The market has given earnings the benefit of the doubt and moved up in anticipation of continued improvement, said Keith Hembre, chief economist at First American Funds in Minneapolis. Expectations have become quite robust lately.

Retailers Costco Wholesale Corp , up 2.2 percent, and Family Dollar Stores Inc , 1.5 percent higher, rallied after they posted profits that topped expectations.

Monsanto Co fell 1.4 percent after it reported a fourth-quarter loss that widened from the prior year.

The Dow <.DJI> lost 25.17 points, or 0.26 percent, to 9,706.23. The Standard & Poor's 500 Index <.SPX> lost 0.21 points, or 0.02 percent, to 1,054.51. The Nasdaq Composite Index <.IXIC> was up 2.89 points, or 0.14 percent, at 2,106.48.

Google Inc , up 2.1 percent to $509.15, boosted the Nasdaq after the company's chief executive said the worst of the advertising recession was over.

Alcoa traded up 0.6 percent at $13.97 ahead of its results.

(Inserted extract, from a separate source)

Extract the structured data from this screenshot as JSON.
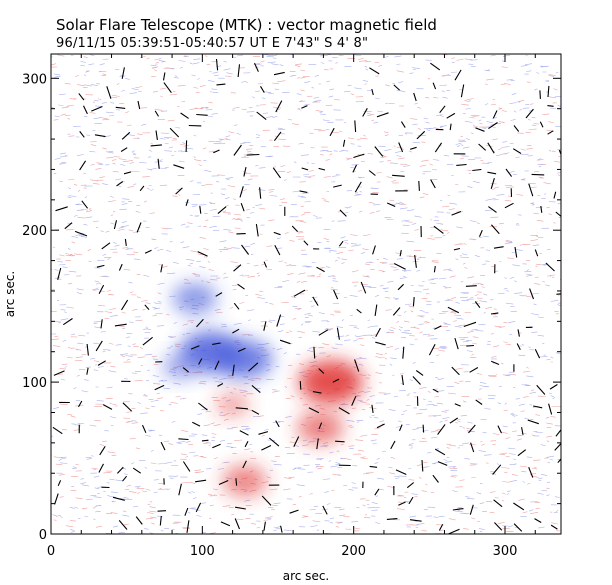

There's a little bit of wait-and-see with Alcoa. Those results are going to set the tone for the market for the next couple of days, said John Praveen, chief investment strategist at Prudential International Investment Advisors in Newark, New Jersey.

Verisk Analytics Inc surged 24 percent to $27.17 in its trading debut on Wednesday, a day after it raised $1.88 billion in the biggest initial public offering by a U.S. company since March 2008.

Energy stocks lost early gains, and crude oil futures turned sharply negative after a government report showed gasoline supplies rose more than expected last week.

November crude futures dropped 2.4 percent to $69.15 per barrel. The S&P Energy index <.GSPE> was off 0.8 percent.